Proteins, composed of 20 different amino acids, play crucial roles in various biological processes. The diversity of protein types contributes to the richness of life, with the various combinations of these 20 amino acids at different lengths being the foundation of this diversity. However, many wild-type proteins have issues, such as low expression efficiency and susceptibility to misfolding, making it challenging for humans to utilize them directly. Therefore, certain optimizations are necessary before using wild-type proteins.
To determine the title of our project, we engaged in profound discussions with several professors and students specializing in proteins within our college. For many IGEMers and researchers, using a wild-type protein is almost inescapable. During the process of protein sequence modification, numerous steps are required. Each step has a plethora of web tools, and invoking these tools can be very time-consuming. Our research has shown that while various websites are available, it is difficult to find a platform offering a one-stop service. Therefore, after reviewing the relevant literature, we decided to integrate some well-researched models and create a platform rich in design links and resources, serving as a stepping stone for undergraduates to understand synthetic biology.

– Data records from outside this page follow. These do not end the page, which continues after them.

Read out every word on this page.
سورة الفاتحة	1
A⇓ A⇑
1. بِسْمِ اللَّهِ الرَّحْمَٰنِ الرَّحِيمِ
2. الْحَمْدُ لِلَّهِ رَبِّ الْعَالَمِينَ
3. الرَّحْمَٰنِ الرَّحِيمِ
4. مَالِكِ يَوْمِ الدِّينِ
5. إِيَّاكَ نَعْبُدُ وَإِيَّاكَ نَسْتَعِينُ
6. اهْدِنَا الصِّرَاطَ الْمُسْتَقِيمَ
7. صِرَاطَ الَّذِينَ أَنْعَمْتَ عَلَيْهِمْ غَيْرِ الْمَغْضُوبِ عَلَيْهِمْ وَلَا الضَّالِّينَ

To automate protein optimization, we employed EVmutation, an unsupervised protein sequence optimization model. With EVmutation's automated calculations, we can determine whether each mutation at every mutation site is beneficial for protein utilization. Through automated calculations and selections, we can derive an optimized sequence.
Before utilizing the acquired sequences in constructing expression systems, we decided to undertake a series of actions to make the results more user-friendly. To better inform users about which site in the sequence underwent mutation, we use Jalview to display differences between the original and result sequences. Through these efforts, users can obtain comprehensive information about the directed evolution process.
The next step is the construction of the expression system. For this, we've designed a complete toolkit compatible with the most common methods used in laboratories. We first present users with a set of vectors and their information. Once they choose the desired vector, we perform codon optimization to enhance expression efficiency across different biological chassis. We also initiate signal peptide cleavage, ensuring the expressed protein isn't secreted outside the cell. These two steps can increase intracellular protein concentration, benefiting protein purification.
Lastly, we introduced an automated primer design process based on commonly used homologous recombination vectors. Using the information we've stored, we can effortlessly design PCR primers for target and vector sequences. With this, we've achieved a comprehensive procedure from protein optimization to expression.
Integrated Full Process & User-friendly Operation:
- Integrated Full Process & User-friendly Operation: Simply input the desired protein, and our tool can handle the entire process from protein optimization to expression system design.
- Provides Abundant Relevant Information: Our tool offers functionalities like mutation site display and structural prediction, allowing users to understand protein optimization from various angles.
- Appealing Interface & User-friendly for Various Skill Levels: Compared to pre-existing tools, our platform offers extensive prompts with a more aesthetically pleasing interface.